In [1]:
import torch
import torch.nn as nn
import torch.optim as optim
from tqdm import tqdm
import random
import numpy as np
import collections
import math
import torch.nn.functional as F
from torch.autograd import Variable

device = torch.device('cuda' if torch.cuda.is_available() else 'cpu')
print(device)

cuda


In [2]:
# 定义一个函数，用于读取语料库文件并将单词转化为对应的索引
def read_corpus(file_path, vocab_size):
    # 打开指定文件路径的语料库文件，并将内容按空格分割为单词列表
    with open(file_path, 'r', encoding='utf-8') as file:
        words = file.read().split()

    # 初始化一个计数列表，用于统计每个单词出现的次数，并将未知词标注为'UNK'
    count = [['UNK', -1]]
    # 使用 Counter 统计单词出现的次数，并取出现次数最多的前 vocab_size - 1 个单词
    count.extend(collections.Counter(words).most_common(vocab_size - 1))

    # 创建一个字典，将单词映射为索引
    word_index = dict()
    for word, _ in count:
        word_index[word] = len(word_index)

    # 将所有单词转化为对应的索引存储在 data 列表中，并统计未知词的数量
    data = list()
    unk_count = 0
    for word in words:
        if word in word_index:
            index = word_index[word]
        else:
            index = 0  # 将未知词标记为索引0，对应'UNK'
            unk_count += 1
        data.append(index)

    # 更新计数列表中'UNK'的出现次数
    count[0][1] = unk_count

    # 创建一个字典，将索引映射为单词
    index_word = dict(zip(word_index.values(), word_index.keys()))

    # 返回转化后的单词索引列表、计数列表、索引到单词的映射字典和单词到索引的映射字典
    return data, count, index_word, word_index


In [3]:
data, count, index_word, word_index = read_corpus('training.txt', 30000)

In [4]:
def subsampling(data, count):
    '''下采样 降低在训练模型时对高频词的过度关注'''
    # 统计每个单词出现的次数
    count = [ele[1] for ele in count]
    # 计算每个单词出现的概率
    frequency = np.array(count) / sum(count)

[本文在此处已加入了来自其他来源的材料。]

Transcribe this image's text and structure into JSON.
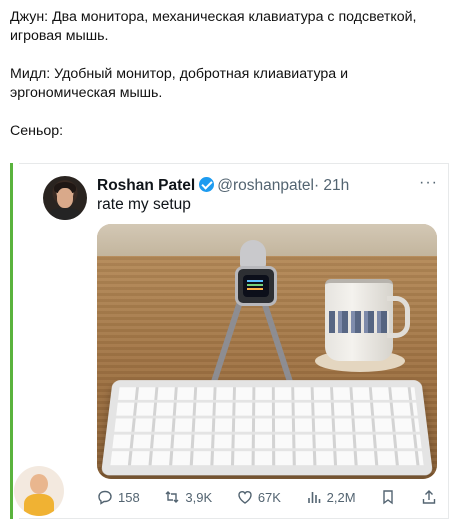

    # 计算每个单词调整以后的概率，并存储在 P 字典中
    P = dict()
    for idx, x in enumerate(frequency):
        y = (math.sqrt(x / 0.001) + 1) * 0.001 / x
        P[idx] = y

    # 对单词列表进行下采样，并将下采样后的单词存储在 subsampled_data 列表中
    subsampled_data = list()
    for word in data:
        if random.random() < P[word]:
            subsampled_data.append(word)

    # 返回下采样后的单词列表
    return subsampled_data

In [5]:
train_data = subsampling(data, count)

In [6]:
def init_sample_table(count, table_size=1e8):
    '''初始化采样表'''
    # 统计每个单词出现的次数
    count = [ele[1] for ele in count]
    # 计算每个单词出现的概率的 0.75 次方
    pow_frequency = np.array(count)**0.75
    # 计算概率的和
    power = sum(pow_frequency)
    # 计算每个单词在采样表中出现的次数
    ratio = pow_frequency / power
    count = np.round(ratio * table_size)

    # 创建采样表
    sample_table = []
    for idx, x in enumerate(count):
        sample_table += [idx] * int(x)

    # 将采样表转化为 numpy 数组，并返回
    return np.array(sample_table)


In [7]:
sample_table = init_sample_table(count)

In [8]:
# 定义一个函数，用于生成训练批次数据
def generate_batch(train_data, sample_table, neg_sample_num, window_size, batch_size):
    # 将训练数据赋值给变量 data
    data = train_data

    # 初始化全局变量 data_index，表示当前处理的数据索引
    global data_index

    # 计算上下文窗口的大小
    span = 2 * window_size + 1

    # 初始化上下文和标签数组
    context = np.ndarray(shape=(batch_size, 2 * window_size), dtype=np.int64)
    labels = np.ndarray(shape=(batch_size), dtype=np.int64)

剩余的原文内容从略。